Lors de sa réunion annuelle de septembre à Stockholm, la réunion des parties contractantes de l'Accord de Bonn a adopté un nouveau code d'apparence des nappes d'hydrocarbures. Ce code d'apparence remplacera, à compter du 1er janvier 2004, le code couleurs utilisé pour décrire et quantifier les déversements d'hydrocarbures. Un guide d'utilisation devrait être bientôt disponible sur le site de l'Accord.

 CODE D'APPARENCE   EPAISSEUR  QUANTITES
   nappe (en μm)   litres/km2
 Reflet (gris argenté)  0,04 - 0,3          40 à      300 - Pas toujours perceptibles d’avion
 Arc-en-ciel   0,30 - 5,0        300 à    5 000 - Preuve de présence d’hydrocarbures.
 Métallique  5 – 50     5 000 à  50 000
 Vraie couleur discontinue   50 – 200   50 000 à 200 000
 Vraie couleur continue  >200    Plus de 200 000


M. Rabuteau, du réseau Allégans,
(réseau de compétences de juristes et d'universitaires spécialisés dans le droit applicable aux activités maritimes et à la protection du milieu marin),
nous a présenté les aspects juridiques de la preuve :

En France, une observation visuelle par un agent assermenté complété de photos constitue une preuve.
Pour mémoire sur une photographie il n’est pas possible de détecter une pollution de moins de 100ppm.
Le témoin des faits doit être un agent verbalisateur assisté d’un témoin. Il s’appuie sur le code d’apparence défini lors des accords de Bonn.
Il dresse alors un procès verbal.
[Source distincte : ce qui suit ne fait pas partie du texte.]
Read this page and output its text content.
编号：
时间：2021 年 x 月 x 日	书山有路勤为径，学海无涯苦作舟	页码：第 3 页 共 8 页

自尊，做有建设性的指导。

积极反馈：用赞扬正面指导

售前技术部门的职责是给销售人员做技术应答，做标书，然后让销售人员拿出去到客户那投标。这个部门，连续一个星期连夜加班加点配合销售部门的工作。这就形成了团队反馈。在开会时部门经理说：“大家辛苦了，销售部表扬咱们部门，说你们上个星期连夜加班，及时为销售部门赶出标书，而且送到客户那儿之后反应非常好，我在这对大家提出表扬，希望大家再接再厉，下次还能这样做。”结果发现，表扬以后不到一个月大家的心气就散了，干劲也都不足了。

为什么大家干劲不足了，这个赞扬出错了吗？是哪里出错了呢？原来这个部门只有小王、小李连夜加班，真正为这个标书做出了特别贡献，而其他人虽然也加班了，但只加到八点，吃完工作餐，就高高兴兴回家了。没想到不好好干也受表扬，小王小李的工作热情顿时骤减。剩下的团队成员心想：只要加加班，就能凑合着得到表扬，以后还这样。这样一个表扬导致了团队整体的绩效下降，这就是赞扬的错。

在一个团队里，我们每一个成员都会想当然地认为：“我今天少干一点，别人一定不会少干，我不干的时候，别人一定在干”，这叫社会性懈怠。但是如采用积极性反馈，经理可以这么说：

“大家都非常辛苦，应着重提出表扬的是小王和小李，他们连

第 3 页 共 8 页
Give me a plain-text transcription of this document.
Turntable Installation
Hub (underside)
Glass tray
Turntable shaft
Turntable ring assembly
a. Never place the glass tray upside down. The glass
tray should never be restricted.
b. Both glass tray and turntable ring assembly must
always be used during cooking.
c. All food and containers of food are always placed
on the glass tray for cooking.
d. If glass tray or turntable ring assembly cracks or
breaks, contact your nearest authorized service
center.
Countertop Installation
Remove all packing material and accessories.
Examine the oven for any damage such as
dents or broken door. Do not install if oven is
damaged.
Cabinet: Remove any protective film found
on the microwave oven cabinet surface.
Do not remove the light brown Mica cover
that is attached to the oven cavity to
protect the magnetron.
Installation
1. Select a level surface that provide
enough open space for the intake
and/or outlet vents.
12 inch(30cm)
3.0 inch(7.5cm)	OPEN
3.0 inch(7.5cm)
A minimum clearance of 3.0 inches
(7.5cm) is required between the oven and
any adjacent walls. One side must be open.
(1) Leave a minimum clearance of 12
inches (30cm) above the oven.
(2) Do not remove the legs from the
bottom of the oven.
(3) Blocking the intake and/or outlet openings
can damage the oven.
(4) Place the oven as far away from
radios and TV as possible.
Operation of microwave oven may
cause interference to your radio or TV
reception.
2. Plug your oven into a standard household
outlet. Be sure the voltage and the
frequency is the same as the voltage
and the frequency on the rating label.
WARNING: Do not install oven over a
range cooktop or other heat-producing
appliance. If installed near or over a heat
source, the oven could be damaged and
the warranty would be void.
Ce Procès verbal fait foi jusqu’à preuve du contraire (art L218-28 du code de l’environnement).


M. Cosse, du service des Douanes,
nous a présenté les moyens de collecte des preuves.

Depuis 1980, la France est dotée de moyens de télédétection aéroportés pour usage diurne.
Les preuves peuvent être également collectées par des aéronefs de la marine puisqu’il suffit d’avoir un agent assermenté, un témoin et des photos.
Pour estimer les volumes déversés les avions instrumentés sont équipés : Dans la pratique et pour éviter des procédures qui n’aboutissent pas, les PV ne sont dressés que lorsque des nappes de vraie couleur discontinue ou vraie couleur continue avec des irisations arc en ciel sont détectées. On est alors certain qu’il s’agit d’hydrocarbures, et les quantités déversées sont suffisamment importantes pour qu’il s’agisse d’une pollution grave.
Pour mémoire, l’oeil ne peut percevoir que les pollutions supérieures à 100ppm et les avions sont équipés d’AIS VHF qui ont alors une portée de 200km.


M. Parthiot, du Cedre,
nous a présenté les premiers résultats " encourageants " ( ?) de la télédétection par satellite.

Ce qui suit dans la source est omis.